Las lágrimas brotaron en los ojos de Xion mientras reía.

—Me quieren a mí. Por supuesto que sí —se limpió la cara con fuerza excesiva—. Diosa Myrthia, ¿por qué debo soportar esto?

Las últimas palabras apenas se dijeron en un susurro. Se mezclaron con su risa y murieron junto con ella.

—El antídoto. Es lo único que puedo pensar, pero no lo tenemos —Noxian se rascó el pelo hasta despeinarlo por completo mientras intentaba dar sentido a la situación.

Xion resopló.

—Piensan que estamos ayudando al norte a tomar el control de la situación.

Aunque le tomó a Xion algún tiempo juntar todas las pistas, ahora estaba seguro.
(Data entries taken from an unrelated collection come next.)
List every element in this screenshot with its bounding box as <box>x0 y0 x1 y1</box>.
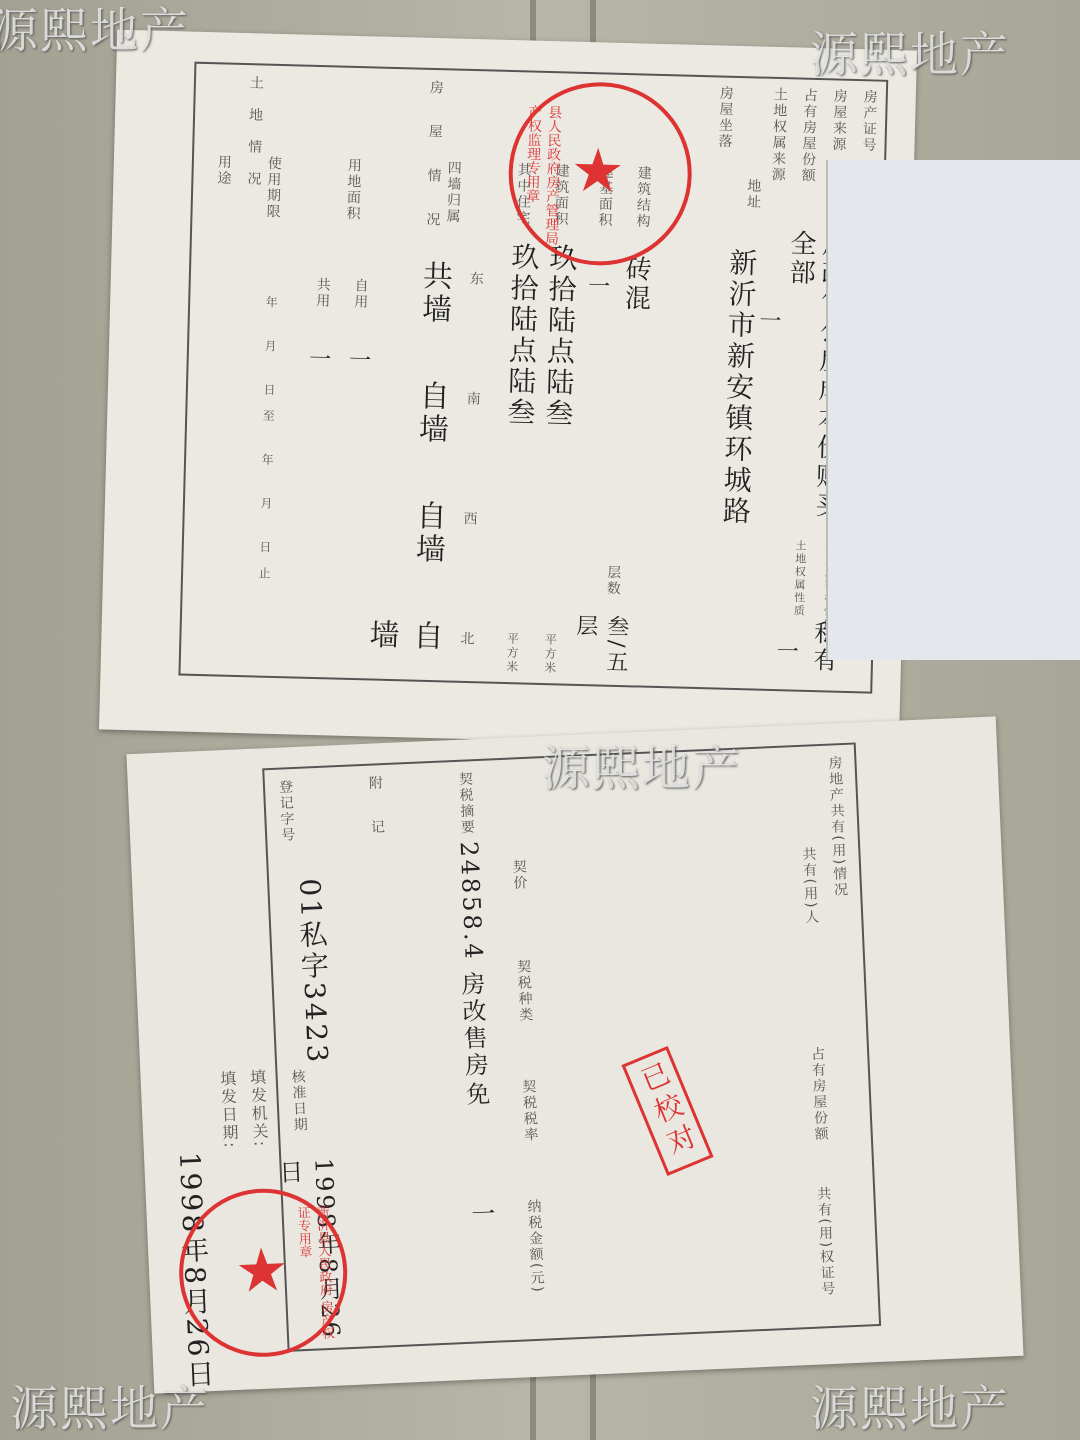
reg-no-label: 登记字号 <box>275 779 298 844</box>
issuer-label: 填发机关: <box>245 1068 271 1148</box>
label-address: 地址 <box>743 178 764 211</box>
reg-no-value: 01私字3423 <box>289 878 337 1066</box>
value-west-wall: 自墙 <box>404 499 450 566</box>
value-shared-use: 一 <box>302 347 334 373</box>
value-floors: 叁/五层 <box>568 614 632 686</box>
label-boundary: 四墙归属 <box>442 160 464 225</box>
coowner-col-share: 占有房屋份额 <box>807 1046 831 1143</box>
label-cert-no: 房产证号 <box>858 89 880 154</box>
tax-value-amount: 一 <box>463 1200 499 1229</box>
watermark: 源熙地产 <box>0 0 190 61</box>
value-self-use: 一 <box>342 348 374 374</box>
label-sqm: 平方米 <box>542 633 560 675</box>
label-shared-use: 共用 <box>312 277 333 310</box>
tax-value-price: 24858.4 <box>455 841 488 962</box>
tax-col-rate: 契税税率 <box>518 1079 541 1144</box>
label-land-source: 土地权属来源 <box>768 87 791 183</box>
label-share: 占有房屋份额 <box>798 88 821 184</box>
watermark: 源熙地产 <box>542 730 742 799</box>
star-icon: ★ <box>570 141 625 202</box>
label-west: 西 <box>459 511 479 528</box>
tax-value-rate: 免 <box>458 1081 494 1110</box>
label-floors: 层数 <box>603 565 624 598</box>
value-share: 全部 <box>782 229 821 288</box>
tax-title: 契税摘要 <box>455 771 478 836</box>
label-land-area: 用地面积 <box>342 158 364 223</box>
coowner-col-cert: 共有(用)权证号 <box>813 1186 838 1298</box>
value-east-wall: 共墙 <box>411 259 457 326</box>
coowner-title: 房地产共有(用)情况 <box>824 755 850 899</box>
label-self-use: 自用 <box>350 278 371 311</box>
tax-col-type: 契税种类 <box>513 959 536 1024</box>
value-north-wall: 自墙 <box>357 618 447 680</box>
seal-text: 县人民政府房产管理局 产权监理专用章 <box>520 104 564 260</box>
watermark: 源熙地产 <box>810 16 1010 85</box>
section-land: 土地情况 <box>243 75 266 203</box>
value-south-wall: 自墙 <box>408 379 454 446</box>
label-east: 东 <box>466 271 486 288</box>
section-house: 房屋情况 <box>421 80 446 256</box>
value-residential-area: 玖拾陆点陆叁 <box>499 242 544 429</box>
tax-value-type: 房改售房 <box>453 971 493 1080</box>
bottom-page-table: 房地产共有(用)情况 共有(用)人 占有房屋份额 共有(用)权证号 契税摘要 契… <box>262 742 881 1351</box>
label-land-type: 土地权属性质 <box>790 539 808 617</box>
value-address: 新沂市新安镇环城路 <box>714 248 761 528</box>
label-location: 房屋坐落 <box>714 85 736 150</box>
label-south: 南 <box>463 391 483 408</box>
label-house-source: 房屋来源 <box>828 88 850 153</box>
star-icon: ★ <box>234 1240 290 1302</box>
watermark: 源熙地产 <box>10 1370 210 1439</box>
approve-date-label: 核准日期 <box>287 1069 310 1134</box>
plastic-sleeve-insert <box>826 160 1080 660</box>
issue-date-label: 填发日期: <box>215 1070 241 1150</box>
label-north: 北 <box>456 631 476 648</box>
certificate-bottom-page: 房地产共有(用)情况 共有(用)人 占有房屋份额 共有(用)权证号 契税摘要 契… <box>126 716 1023 1393</box>
tax-col-price: 契价 <box>508 859 529 892</box>
tax-col-amount: 纳税金额(元) <box>523 1199 547 1295</box>
seal-text: 新沂县人民政府 房产权证专用章 <box>292 1205 336 1352</box>
certificate-top-page: 房产证号 房屋来源 占有房屋份额 土地权属来源 4022P670125001 房… <box>99 30 917 751</box>
value-base-area: 一 <box>581 274 613 300</box>
value-term: 年 月 日至 年 月 日止 <box>256 296 281 593</box>
value-building-area: 玖拾陆点陆叁 <box>537 243 582 430</box>
value-land-type: 一 <box>770 639 802 665</box>
value-structure: 砖混 <box>617 255 656 314</box>
remark-label: 附记 <box>365 775 389 864</box>
label-term: 使用期限 <box>262 156 284 221</box>
label-use: 用途 <box>213 154 234 187</box>
label-sqm: 平方米 <box>504 632 522 674</box>
watermark: 源熙地产 <box>810 1370 1010 1439</box>
coowner-col-name: 共有(用)人 <box>798 846 821 926</box>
Esas personas que querían atacarlo y las que sobornaron al jefe de la aldea debían ser del mismo tipo.

Después de que Xion comenzara a prepararse para su viaje, le tomó aproximadamente una semana tener todo listo. Para entonces, casi todos sabían que se mudaba al Norte.

Si había alguien que se beneficiaría de retrasar el tratamiento de la plaga, era la corona.

Fuera lo que fuese que Darius hubiera hecho —detalles que Xion no conocía completamente—, había demasiadas personas diciendo que era mejor estar bajo el gobierno de Darius.

Viéndolo desde un nuevo ángulo, era una bofetada directa a Silas Valaria. Pero eso suscitaba otro punto.

La reputación de Silas no estaría en tal peligro si no fuera por el trabajo de algún infiltrado. Entonces, ¿quién era?

¿Era esta la misma persona que lo estaba atacando? Xion se preguntó mientras tomaba una respiración profunda.

—Vamos a luchar —Xion apretó los puños, el maná blanco crepitaba alrededor de sus dedos. Porque esta vez, iba a matar a cualquiera que intentara hacerle daño.

—Noxian, quédate cerca de la Tía. Ravik, encárgate de la izquierda.

Solo entonces notaron a John acurrucado en la esquina, su rostro retorcido de terror. El pobre chico se había visto implicado por culpa de ellos. Sin embargo, no tenían tiempo para compadecerlo.